Quando começamos a debater sobre a cultura brasileiras e suas origens, é normal nos esbarrarmos na problemática do Brasil ser um país colonizado. E por este motivo nossa cultura acaba por ser quase um espelho de diversas culturas, mas principalmente européia. E como uma forma de não piorar o diálogo nos calamos em nosso passado e passamos a olhar o futuro como uma oportunidade de escrever uma nova história para o Brasil. Como um historiador e crítico da moda, minha cabeça foi invadida com uma pergunta:
“Podemos falar de moda no Brasil antes da chegada dos portugueses?”
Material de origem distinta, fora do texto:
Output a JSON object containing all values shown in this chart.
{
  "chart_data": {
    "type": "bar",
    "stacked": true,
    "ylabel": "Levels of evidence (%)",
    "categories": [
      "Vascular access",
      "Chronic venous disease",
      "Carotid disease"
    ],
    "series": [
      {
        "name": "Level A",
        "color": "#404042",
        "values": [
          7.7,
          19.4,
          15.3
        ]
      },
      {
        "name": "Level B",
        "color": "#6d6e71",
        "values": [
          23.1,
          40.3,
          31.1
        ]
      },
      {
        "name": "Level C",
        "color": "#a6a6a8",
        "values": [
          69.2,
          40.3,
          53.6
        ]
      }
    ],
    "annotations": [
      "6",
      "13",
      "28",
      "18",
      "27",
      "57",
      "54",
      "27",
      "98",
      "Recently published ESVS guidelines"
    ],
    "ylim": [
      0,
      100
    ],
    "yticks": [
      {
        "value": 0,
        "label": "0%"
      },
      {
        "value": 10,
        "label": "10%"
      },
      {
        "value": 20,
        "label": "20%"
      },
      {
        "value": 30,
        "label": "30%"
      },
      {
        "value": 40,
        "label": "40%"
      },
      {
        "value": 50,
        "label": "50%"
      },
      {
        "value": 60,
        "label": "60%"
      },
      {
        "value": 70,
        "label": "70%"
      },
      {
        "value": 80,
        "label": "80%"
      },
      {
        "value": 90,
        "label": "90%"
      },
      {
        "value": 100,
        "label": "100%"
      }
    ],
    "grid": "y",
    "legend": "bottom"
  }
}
Algumas pessoas irão considerar essa pergunta descabida e com uma resposta mais que óbvia, sendo ela NÃO! A negativa se basearia no fato de que se comparado a Europa e outras culturas sofisticadas do mesmo período, os povos nativos, do Brasil pré-colonial, não interagiam com o sentido de moda. Em contrapartida é interessante levarmos em consideração que esse olhar de certo seria anacrônico e até mesmo limitado. Primeiramente, pois estaríamos olhando a história do Brasil pré-colonial com uma visão européia e segundo ignoraríamos toda a visão particular das culturas deste período e como elas interagiam com o mundo.
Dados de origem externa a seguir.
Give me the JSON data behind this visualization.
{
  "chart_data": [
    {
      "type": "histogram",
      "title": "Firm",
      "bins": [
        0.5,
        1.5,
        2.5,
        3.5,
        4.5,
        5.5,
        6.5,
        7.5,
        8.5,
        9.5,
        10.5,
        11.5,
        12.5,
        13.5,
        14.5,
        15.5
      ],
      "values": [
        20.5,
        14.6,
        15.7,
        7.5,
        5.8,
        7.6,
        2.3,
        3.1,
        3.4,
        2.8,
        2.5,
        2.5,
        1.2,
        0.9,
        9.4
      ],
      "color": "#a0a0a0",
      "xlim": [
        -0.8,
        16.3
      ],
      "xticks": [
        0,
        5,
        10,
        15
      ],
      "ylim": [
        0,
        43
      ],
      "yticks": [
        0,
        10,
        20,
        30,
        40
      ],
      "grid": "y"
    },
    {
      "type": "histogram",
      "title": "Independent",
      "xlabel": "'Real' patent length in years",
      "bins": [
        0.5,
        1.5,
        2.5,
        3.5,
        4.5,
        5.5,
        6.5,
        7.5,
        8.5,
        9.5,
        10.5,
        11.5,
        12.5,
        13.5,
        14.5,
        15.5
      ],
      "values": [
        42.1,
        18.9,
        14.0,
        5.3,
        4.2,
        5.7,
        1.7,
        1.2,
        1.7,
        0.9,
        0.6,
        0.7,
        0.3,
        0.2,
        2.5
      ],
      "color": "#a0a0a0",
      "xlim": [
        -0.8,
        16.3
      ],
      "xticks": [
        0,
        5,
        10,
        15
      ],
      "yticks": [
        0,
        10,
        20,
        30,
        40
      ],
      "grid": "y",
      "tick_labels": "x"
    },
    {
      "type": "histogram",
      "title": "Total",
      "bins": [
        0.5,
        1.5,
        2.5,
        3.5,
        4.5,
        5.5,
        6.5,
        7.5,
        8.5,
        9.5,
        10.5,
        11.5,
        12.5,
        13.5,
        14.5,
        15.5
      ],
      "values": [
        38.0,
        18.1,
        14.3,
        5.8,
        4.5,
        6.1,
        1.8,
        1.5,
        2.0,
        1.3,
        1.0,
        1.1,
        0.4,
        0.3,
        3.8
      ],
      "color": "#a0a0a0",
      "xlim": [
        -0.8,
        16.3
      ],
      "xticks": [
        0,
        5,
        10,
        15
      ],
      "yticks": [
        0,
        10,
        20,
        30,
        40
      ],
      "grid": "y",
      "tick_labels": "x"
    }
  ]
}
Quando olhamos a história do Brasil, antes do período colonial, uma nuvem de mistérios aparece, já que as culturais locais não possuem qualquer registro escrito dessa história. Seria um ponto final, se não fosse pelo registro material deixado por essas culturas, que apesar de não ser vasto é de suma importância.
Através de registros fotográficos, dos membros da tribo Araweté, há uma notável preocupação estética nas culturas indígenas do Brasil. A vestimenta não tinha razões morais, técnicas, religiosas ou mesmo estéticas para se sofisticar nessas culturas, principalmente ao levar em conta que o clima da região brasileira exerceu notável influência. Os povos indígenas deste momento desenvolveram uma forma de se relacionar com seu clima e subsequentemente uma outra forma de lidar com a estética. E em estética não podemos conceber que não havia uma sensação de belo e feio nessas culturas, elas existiam, mas com grande chance de serem concebidas de forma diferente da nossa raiz cultural atual. No caso Araweté, uma tribo do Pará, nota-se a ausência de sobrancelhas (algumas etnias de índios raspam as sobrancelhas por razões aparentemente estéticas), a falta de vestimentas, o uso de acessórios de cores primárias e o uso de pintura corporal.
As tribos possuíam um arranjo sofisticado de indumentária, os quais visavam distinguir as demais etnias umas das outras e afirmar o elo destes com seus ancestrais. Devemos passar a vê-los não como culturas engessadas no tempo, pois assim desprezaríamos todas as possíveis transformações que foram efetivas ao longo da história destes povos. A natureza de sua arte e visão de transformaram na medida do tempo e da interação e junção destes povos, que ora podiam se juntar, guerrear ou até mesmo interagir. Desenvolveram assim uma “moda comum” para a tribo, e assim se afirmarem como comunidade dentre outras mais, nesse aspecto a moda é uma segurança ao membro da tribo.
Devemos aceitar que o poder da afirmação não reside nos membros de uma tribo, mas se faz visível de tribo para tribo. Na cultura indígena brasileira, o conceito de individualidade não existe, ele se dissolve na relação entre os membros da própria tribo, a qual visa a sobrevivência daquele grupo. E assim a noção de grupo torna-se mais importante a se reforçar do que o indivíduo em si. Logo poderia-se encontrar um conceito de “moda” nessas culturas pré-colonialismo, uma moda mais parecida com os povos do paleolítico, onde a roupa servia mais seu papel funcional em um grupo, tendo a estética como um plano secundário.
O clima explicaria parte dessa ausência de roupas em um centro-norte do Brasil, por outro lado vemos o quão a necessidade é capaz de influenciar a cultura e o modo como as pessoas, de uma determinada região, enxergam o mundo a sua volta. Pode-se citar os índios da tribo Charruas, do Rio Grande do Sul, que possuíam uma repertório de vestimentas corporais mais elaborada que das regiões do norte do Brasil. Essa preocupação com a indumentária se fez necessária por conta de um clima mais frio e portanto tornou-se necessário ter formas de se esquentar em algumas épocas do ano.
Por fim, devemos compreender a cultura indígena a partir de sua própria perspectiva e respeitando seu conjunto de crenças e seu modo de interação com o meio, pois só assim poderemos compreende-los melhor. A importância desse artigo é dar uma teoria, muitas das ideias daqui fazem parte dos estudos do próprio autor e portanto trata-se de uma visão possível, mas não a única. O artigo tem como meta dignificar e inspirar o estudo da cultura indígena no Brasil e mostrar que a noção estética existia mesmo na indumentária, a qual tinha seu papel funcional na comunidade.